Before looking through your long solution, may I suggest you a simply way.

Remember that, for non negative rv, the mean can also be defined as follows

• continuous variable

$$\mathbb{E}[X]=\int_0^{\infty}[1-F_X(x)]dx$$

• in your case (discrete) this become

$$\mathbb{E}[X]=\mathbb{P}[X>x]=\sum_{x=1}^{\infty}(1-p)^{x-1}=\frac{1}{1-(1-p)}=\frac{1}{p}$$

Answer 3

tommik's answer is the most convenient, but if you have not encountered the derivation of an expected value from the so-called survival function ($S(x) = 1-F(x)$) then you can still find the expected value from the more common definition:

$$\mathsf{E}[X] = \sum_{k=1}^\infty kP(X=k) = \sum_{k=1}^\infty k(1-p)^{k-1}p = p\sum_{k=1}^\infty k(1-p)^{k-1} \tag{1}$$

Note here that $$\sum_{k=1}^\infty k(1-p)^{k-1} = -\cfrac{\mathrm d}{\mathrm dp} \sum_{k=1}^\infty(1-p)^k = -\cfrac{\mathrm d}{\mathrm dp} \cfrac{1-p}{1-(1-p)} = -\cfrac{\mathrm d}{\mathrm dp} \left(\cfrac 1p-1\right) = \cfrac{1}{p^2}$$

$$\therefore (1) = \cfrac p{p^2} = \cfrac 1p$$

Answer 4

Firstly, since $\mathsf P(X=k)=(1-p)^{k-1}p\mathbf 1_{k\in\Bbb N^+}$, therefore $\mathsf P(X=1)= p, \mathsf P(X>1)=1-p$.
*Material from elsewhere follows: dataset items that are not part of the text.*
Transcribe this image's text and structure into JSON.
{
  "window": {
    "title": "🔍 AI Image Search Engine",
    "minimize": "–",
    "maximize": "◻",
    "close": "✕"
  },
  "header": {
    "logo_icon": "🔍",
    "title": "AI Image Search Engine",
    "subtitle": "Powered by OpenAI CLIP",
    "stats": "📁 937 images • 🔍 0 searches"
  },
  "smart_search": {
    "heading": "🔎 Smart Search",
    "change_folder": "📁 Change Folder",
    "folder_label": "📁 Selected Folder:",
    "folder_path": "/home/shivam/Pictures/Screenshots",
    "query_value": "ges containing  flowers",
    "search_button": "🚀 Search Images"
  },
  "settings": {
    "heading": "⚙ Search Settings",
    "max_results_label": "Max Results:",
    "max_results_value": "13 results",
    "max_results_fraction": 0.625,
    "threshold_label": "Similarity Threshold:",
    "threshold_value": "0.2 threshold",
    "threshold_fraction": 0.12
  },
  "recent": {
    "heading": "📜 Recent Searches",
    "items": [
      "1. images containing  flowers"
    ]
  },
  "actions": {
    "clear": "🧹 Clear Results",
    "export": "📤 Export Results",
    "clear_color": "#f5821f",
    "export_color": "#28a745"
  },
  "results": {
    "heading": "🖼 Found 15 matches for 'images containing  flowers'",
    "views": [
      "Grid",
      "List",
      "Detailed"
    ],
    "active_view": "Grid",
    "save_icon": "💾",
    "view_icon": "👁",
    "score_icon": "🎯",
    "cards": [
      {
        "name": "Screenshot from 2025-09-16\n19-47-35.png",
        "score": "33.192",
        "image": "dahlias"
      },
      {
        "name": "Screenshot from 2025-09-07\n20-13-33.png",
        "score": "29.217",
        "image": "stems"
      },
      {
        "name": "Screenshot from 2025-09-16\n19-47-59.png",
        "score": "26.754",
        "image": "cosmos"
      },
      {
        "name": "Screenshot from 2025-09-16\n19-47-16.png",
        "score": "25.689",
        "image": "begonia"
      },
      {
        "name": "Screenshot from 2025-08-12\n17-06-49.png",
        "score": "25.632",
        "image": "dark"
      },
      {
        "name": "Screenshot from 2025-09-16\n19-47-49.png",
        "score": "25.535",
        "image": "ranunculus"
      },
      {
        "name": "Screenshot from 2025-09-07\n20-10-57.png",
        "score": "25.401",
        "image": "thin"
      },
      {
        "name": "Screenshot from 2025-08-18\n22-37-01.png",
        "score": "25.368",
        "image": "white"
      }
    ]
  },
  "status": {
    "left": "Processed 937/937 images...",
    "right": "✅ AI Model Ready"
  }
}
Now $\mathsf P(X\mid X=1)=1$ because, $1$ is the expected value of $X$ when $X=1$ .

That leaves $\mathsf E(X\mid X>1)$ which is $1$ failure plus the expected value of the count of trials after the first trial and until the first success of a series of Bernoulli trials with success rate $p$ ~ that later term is a random variable with the same distribution as $X$. So $\mathsf E(X\mid X>1)=1+\mathsf E(X)$

You have $$\begin{align}\mathsf E(X)&=\mathsf P(X=1)~\mathsf E(X\mid X=1)+\mathsf P(X>1)~\mathsf E(X\mid X>1)\\[1ex]&=p+(1-p)(1+\mathsf E(X))\\[2ex](1-(1-p))\mathsf E(X)&=p+1-p\\[3ex]\therefore~~\mathsf E(X)&=1/p\end{align}$$